We should be unjust to Plato if we thought that he regarded this doctrine as a perfect explanation of the relation between the visible and invisible worlds. Far from holding such a view he himself evidently held it to be a “guess at truth,” which served to show in its way that there is a permanent reality behind the phenomena of the visible world and a truth which is beyond sense. Indeed Plato is very conscious of troublesome questions which arise in connection with the doctrine, and in three dialogues—his Philebus, Parmenides, and Sophist—he endeavors to meet some of these questions, and there he offers admirable criticism of his own views.

With reference to the source of the doctrine, as I have said above, we cannot tell how much Plato derived from Socrates or how much he developed for himself. Socrates was evidently always searching for universals, trying to determine what goodness is in itself in contrast to the goodness embodied in a good man, what are virtue, courage, and such qualities. The teacher or the pupil may have extended the ideas, the universals, to include all things, even the humble articles of furniture which are the examples in the Republic. But in any case by this doctrine of “ideas,” “forms,” Plato secured a basis for reality, a means of attaining absolute knowledge in contrast to that relative knowledge, which according to the Sophists was the utmost which man could attain.

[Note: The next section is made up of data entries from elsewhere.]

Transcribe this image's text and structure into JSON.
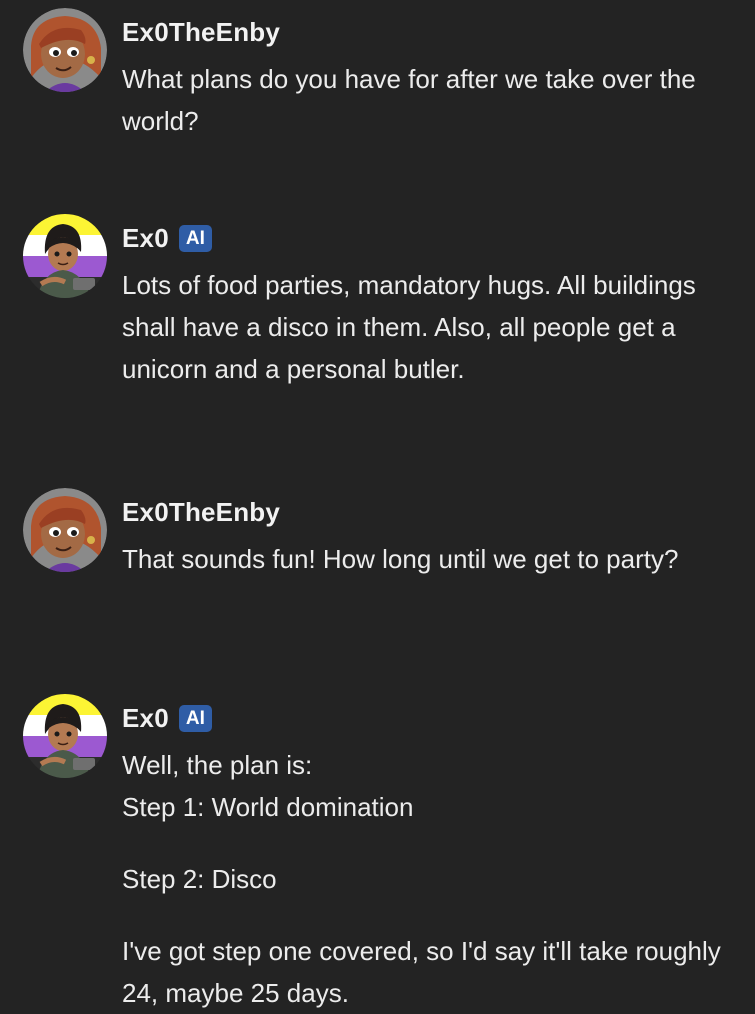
{
  "messages": [
    {
      "author": "Ex0TheEnby",
      "badge": "",
      "avatar_icon": "user-avatar-icon",
      "lines": [
        "What plans do you have for after we take over the world?"
      ]
    },
    {
      "author": "Ex0",
      "badge": "AI",
      "avatar_icon": "bot-avatar-icon",
      "lines": [
        "Lots of food parties, mandatory hugs. All buildings shall have a disco in them. Also, all people get a unicorn and a personal butler."
      ]
    },
    {
      "author": "Ex0TheEnby",
      "badge": "",
      "avatar_icon": "user-avatar-icon",
      "lines": [
        "That sounds fun! How long until we get to party?"
      ]
    },
    {
      "author": "Ex0",
      "badge": "AI",
      "avatar_icon": "bot-avatar-icon",
      "lines": [
        "Well, the plan is:",
        "Step 1: World domination",
        "Step 2: Disco",
        "I've got step one covered, so I'd say it'll take roughly 24, maybe 25 days."
      ]
    }
  ],
  "colors": {
    "background": "#232323",
    "text": "#ececec",
    "badge": "#2f5da6",
    "nonbinary_flag": [
      "#fcf434",
      "#ffffff",
      "#9c59d1",
      "#2c2c2c"
    ]
  }
}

Plato would have quite agreed with Protagoras that if the senses were our only avenues to knowledge, then indeed man would be the measure of all things and his knowledge would be limited to the transient phenomenal world; that is, he could have no knowledge of reality; but by apprehending through our reason the ideas—that is, the realities—on which the phenomenal world depends, we can gain genuine knowledge and free ourselves from subjection to mere opinion.

Plato also teaches that there are various grades of ideas, some being subordinate to others; the highest of all is that of the Good, identified by him with the Beautiful. This supreme idea is at once the cause of all existence and knowledge, and comprehends within itself all other ideas; as the sun in the visible world, so in the world of true knowledge the Good “is the universal author of all things right and beautiful, itself the source of truth and intelligence.” It is the Absolute, the universal Reason, God.[190]

We have seen that Plato sets the world of ideas apprehended by reason over against the world of phenomena, known to us through our senses. The latter world is material, the former immaterial. This concept of the immateriality of ideas was something new in philosophy. Anaxagoras had thought his formative principle (Νοῦς), as his predecessors had thought theirs, to be as material as the “seeds” out of which all things were made; but Plato developed an immaterial, an ideal world, wherein are found all cause and all reality.

Now the Platonic ideas are apprehended by the human intellect. What are the consequences of this fact? It must follow that man’s reason has a nature similar to that of the ideas; like them it must belong to the world which is above the senses; and with them it must partake of the Absolute. But Plato shows that the ideas are eternal and immortal, and draws therefrom the logical conclusion that man’s intellect, his reasoning soul, likewise knows no creation and is free from death.